В другое время Кейли едва ли так легко поверил бы этой необычной новости, но, ошеломленный крахом басмачества в Средней Азии, еще не отдавал себе ясного отчета, как доложит лондонскому начальству, он сейчас невольно искал что-нибудь утешительное, возможно, сенсационное. То, что способно завуалировать, скрасить поражение и замазать глаза руководителям секретной службы, которые уже ищут козла отпущения, и такой жертвой наверняка может стать не кто иной, как сам Кейли. А тут сама удача, которую он назвал «громоотводом», плыла ему прямо в руки… Бери, не зевай! Конечно, одного только этого факта хватило бы с лихвой для составления красочного донесения, способного на время — только на время, а там видно будет — утешить начальство и подсластить горечь разгрома басмачества, провал планов вдохновителей «желтого доминиона» или «цветного доминиона».
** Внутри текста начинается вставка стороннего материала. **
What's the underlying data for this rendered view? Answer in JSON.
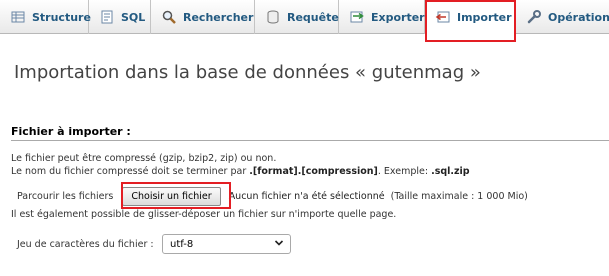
{
  "tabs": [
    {
      "id": "structure",
      "label": "Structure",
      "icon": "structure-icon"
    },
    {
      "id": "sql",
      "label": "SQL",
      "icon": "sql-icon"
    },
    {
      "id": "search",
      "label": "Rechercher",
      "icon": "search-icon"
    },
    {
      "id": "query",
      "label": "Requête",
      "icon": "query-icon"
    },
    {
      "id": "export",
      "label": "Exporter",
      "icon": "export-icon"
    },
    {
      "id": "import",
      "label": "Importer",
      "icon": "import-icon",
      "active": true
    },
    {
      "id": "operations",
      "label": "Opérations",
      "icon": "wrench-icon"
    }
  ],
  "page": {
    "title": "Importation dans la base de données « gutenmag »"
  },
  "file_section": {
    "title": "Fichier à importer :",
    "compress_note": "Le fichier peut être compressé (gzip, bzip2, zip) ou non.",
    "name_note_prefix": "Le nom du fichier compressé doit se terminer par ",
    "name_note_format": ".[format].[compression]",
    "name_note_example_prefix": ". Exemple: ",
    "name_note_example": ".sql.zip",
    "browse_label": "Parcourir les fichiers",
    "choose_button": "Choisir un fichier",
    "file_status": "Aucun fichier n'a été sélectionné",
    "max_size": "(Taille maximale : 1 000 Mio)",
    "drag_note": "Il est également possible de glisser-déposer un fichier sur n'importe quelle page."
  },
  "charset": {
    "label": "Jeu de caractères du fichier :",
    "value": "utf-8"
  },
  "colors": {
    "tab_text": "#235a81",
    "highlight": "#e31e24"
  }
}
Однако эмиссар с донесением торопиться не стал, решил дождаться Нуры Курреева, который, если только он жив, должен вот-вот появиться в Мешхеде.

Нуры Курреев застал Кейли на веранде, за завтраком, состоявшим из вчерашних сандвичей и кофе, похожего на бурду. Поговаривали, что Кейли даже личного шофера-пенджабца, преданного ему человека, уволил лишь за то, что счел его аппетит слишком неумеренным для слуги.

Каракурт, крепко сбитый, с длинными, как у гориллы, руками, с блестящими, маслянистыми глазами, сидел перед англичанином развалясь, бесцеремонно разглядывая его, будто видел впервые. «Отчего его глаза так сверкают?.. Неужто терьякеш? Успел опиума накуриться?.. И большерукий… Раньше что-то не замечал. На кого он похож?..» И Кейли вспомнил село с родовым поместьем старого тестя, древнюю церковь, у которой жил бобыль-могильщик с такими же неестественно длинными руками, как у этого молодого нагловатого туркмена.